Posts Tagged ‘Wedding’

The Warm-up Talk

Posted: February 6, 2013 in Uncategorized
Tags: , , , ,

Some of you reading this message are single and intend to marry. Some of you have proposed and others have been proposed to. Some of you are in serious relationships leading to marriage. Some of you do not have any man or woman in your lives. No problem; we are in February and you can meet someone and in less than 8 months get married. So if you are reading this, there is hope for you and there is something I want to share with you.

My advice is very simple and straight to the point as I always love to make it. Before you marry, have a thorough premarital counseling. It is very important. There are some traits and attributes in your potential spouse the effects of which might only come up in the future. Counseling will open your eyes to them and it can help you decide whether you want to go on with the marriage or not. And should you want to go on, steps to take to accommodate them or manage these traits and attributes. Counseling will also tell you what to do and what not to do to have the best of your marriage. Again, It will further open your eyes to many things and give you better meaning to them. I will recommend Bishop Dag Heward-Mills’ ‘Model Marriage’ to anyone who wants a counseling material to read.

Again find yourself a mentor or someone who is old and commands certain amount of respect in your eyes and be accountable to. YOU would need someone who can look into your face and rebuke and correct you if you are going wayward. Esther had Mordecai, David had Nathan, Hezekiah had Isaiah, Solomon, however, had no one; which was why he messed big time.

Start saving Money or start buying stuff towards the wedding and the life thereafter. If you want to save money, have a separate bank account for that purpose and save in there. Decide how much you would want to put there on monthly or weekly basis. You can make it a percentage of whatever income that comes to you. When the time comes for buying stuff, Men, let the women buy their own engagement stuff, after all she will use them. Both of you must agree who would wrap them. But of course it must get to the man before the day of the engagement. Men do not insist on buying the engagement stuff otherwise she might end up not using them…ever. If she tells you to go ahead and buy them because of where you are located, or her faith in your taste, fine then. Women for the sake of respect, use the things brought to you for the engagement. It shows you appreciate them. Some men go through hell raising money to put up engagements and weddings.

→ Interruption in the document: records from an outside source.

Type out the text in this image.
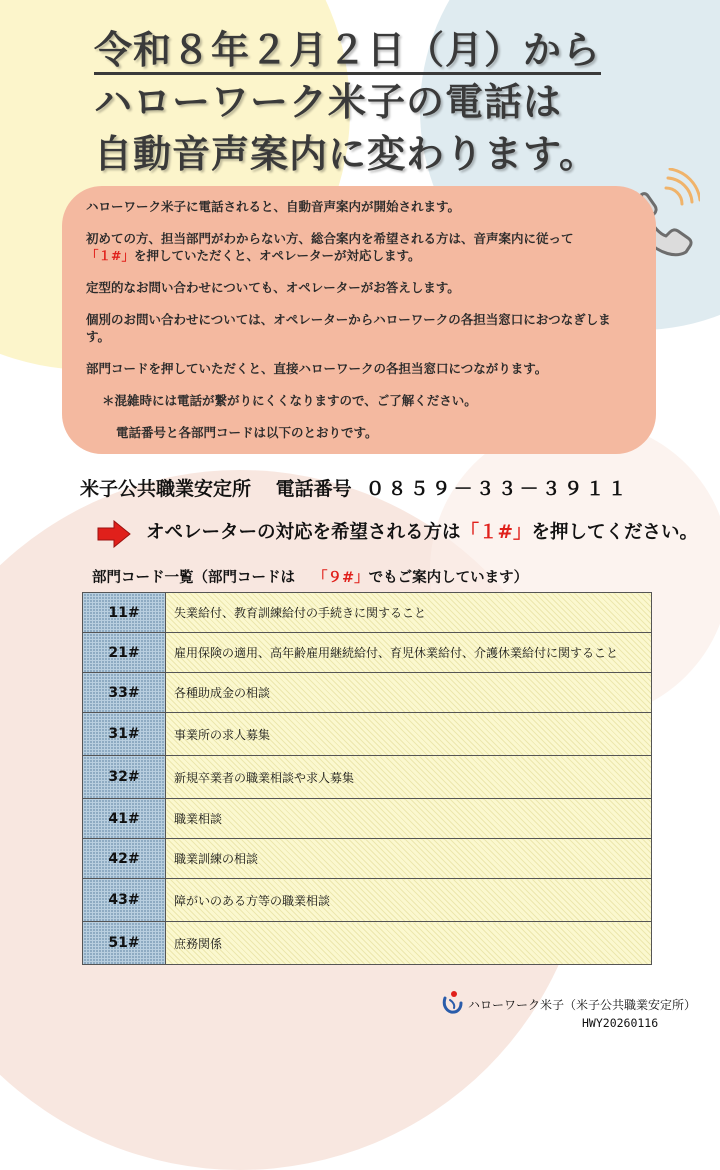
令和８年２月２日（月）から
ハローワーク米子の電話は
自動音声案内に変わります。

ハローワーク米子に電話されると、自動音声案内が開始されます。

初めての方、担当部門がわからない方、総合案内を希望される方は、音声案内に従って
「１#」を押していただくと、オペレーターが対応します。

定型的なお問い合わせについても、オペレーターがお答えします。

個別のお問い合わせについては、オペレーターからハローワークの各担当窓口におつなぎします。

部門コードを押していただくと、直接ハローワークの各担当窓口につながります。

＊混雑時には電話が繋がりにくくなりますので、ご了解ください。

電話番号と各部門コードは以下のとおりです。

米子公共職業安定所 電話番号 ０８５９－３３－３９１１
オペレーターの対応を希望される方は「１#」を押してください。
部門コード一覧（部門コードは 「９#」でもご案内しています）
11#	失業給付、教育訓練給付の手続きに関すること
21#	雇用保険の適用、高年齢雇用継続給付、育児休業給付、介護休業給付に関すること
33#	各種助成金の相談
31#	事業所の求人募集
32#	新規卒業者の職業相談や求人募集
41#	職業相談
42#	職業訓練の相談
43#	障がいのある方等の職業相談
51#	庶務関係
ハローワーク米子（米子公共職業安定所）
HWY20260116
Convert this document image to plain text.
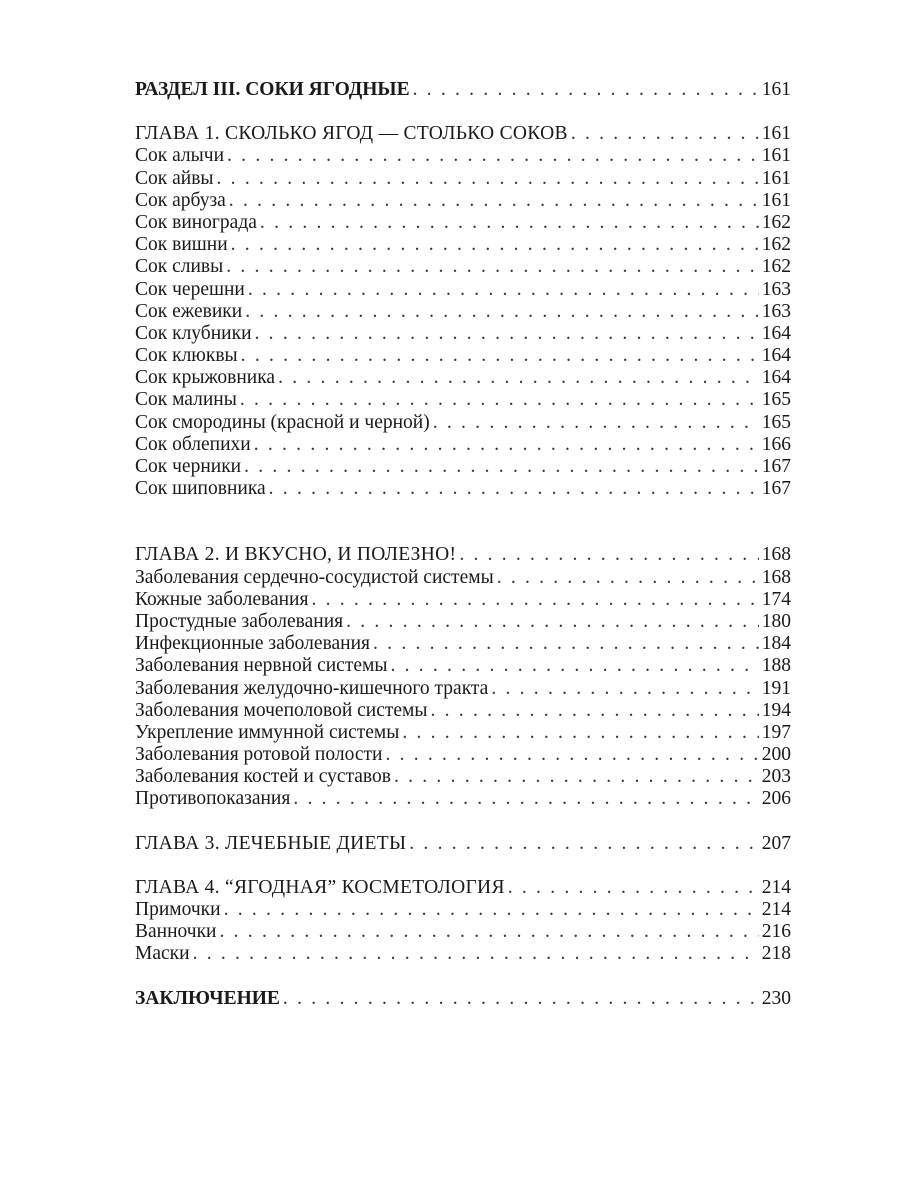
РАЗДЕЛ III. СОКИ ЯГОДНЫЕ . . .	161
ГЛАВА 1. СКОЛЬКО ЯГОД — СТОЛЬКО СОКОВ . . .	161
Сок алычи . . .	161
Сок айвы . . .	161
Сок арбуза . . .	161
Сок винограда . . .	162
Сок вишни . . .	162
Сок сливы . . .	162
Сок черешни . . .	163
Сок ежевики . . .	163
Сок клубники . . .	164
Сок клюквы . . .	164
Сок крыжовника . . .	164
Сок малины . . .	165
Сок смородины (красной и черной) . . .	165
Сок облепихи . . .	166
Сок черники . . .	167
Сок шиповника . . .	167
ГЛАВА 2. И ВКУСНО, И ПОЛЕЗНО! . . .	168
Заболевания сердечно-сосудистой системы . . .	168
Кожные заболевания . . .	174
Простудные заболевания . . .	180
Инфекционные заболевания . . .	184
Заболевания нервной системы . . .	188
Заболевания желудочно-кишечного тракта . . .	191
Заболевания мочеполовой системы . . .	194
Укрепление иммунной системы . . .	197
Заболевания ротовой полости . . .	200
Заболевания костей и суставов . . .	203
Противопоказания . . .	206
ГЛАВА 3. ЛЕЧЕБНЫЕ ДИЕТЫ . . .	207
ГЛАВА 4. “ЯГОДНАЯ” КОСМЕТОЛОГИЯ . . .	214
Примочки . . .	214
Ванночки . . .	216
Маски . . .	218
ЗАКЛЮЧЕНИЕ . . .	230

During this period of preparation, there will be a lot of tension; Please fight the issue not the person. Men, soften your stance on some of the issues. Wedding colors, seriously? Do not fight over it with her. Let her choose her colors. Be happy to help if you are invited to. If you are an artist and your wife is color blind yet she insists on choosing the colors, then na waaah for you. Lol. You can still talk to a couple of people she respects and see if they can change her mind to come along with you. If you can’t get her to come along, then allow her; after all the wedding is all about her. The décor and all that too is for her to arrange. The food and drinks and all the ko mininis? Well for money sakes, the man has to have a say since he has the cheque book. With the menu, well, let the woman help out unless she is from the greener side of the country where culinary sophistry has not yet landed. With that too, you do not have to fight, you must discuss it. If the man insists, then woman, step back and let the man contract a caterer he feels can do a better job. But men, remember it is a lifetime event; do not play ego with it.

Men are not supposed to see the wedding dress, so either she is buying her own stuff or you are giving her money to buy it. The only exception is where he is located where a better collection of wedding gowns are available and has to buy it and bring it to the woman. Men back off from her accessories.

Both of you must agree on the number of people in the bridal party. Discuss with your bridal party if they would want to take up the cost of their own clothing. If they are willing, then you are blessed; it is money saved. If they are not willing to foot that cost, well then, you’ve got to consider the number of people in the party… unless you have cash to pay for it all. Ladies want to have it all large and long; are you willing to foot the cost? If not, let the man have a say. Do not drain him.

Both of you must agree on the choice of metal for your rings. Yellow Gold is perfect, White Gold is en-vogue, and platinum is the ish. If you can’t afford gold, silver is not bad…for starters. Ladies do not put pressure on the men to buy Platinum rings when he can’t afford many other things. And do not force him into getting you a ring with a huge stone which will cost him a fortune. After all it is just a wedding; there is the real life of marriage to live after the wedding, do not enter it bankrupt.

Ladies, be willing to soften your stance on the date to have the event. He is the man so give him that respect. If you have genuine reasons why it has to be done on date A or B, discuss it with him. No drama, no emotional blackmail. Do not attempt to influence his choice of clothes unless you both agree you can help him out in a better way. Always talk to his best man if he proves difficult on any issue….unless the best man is worse off… then you can talk to a trusted brother or cousin or his father. If by this time you do not have that relationship with his family, cancel the wedding…you are not ready to marry.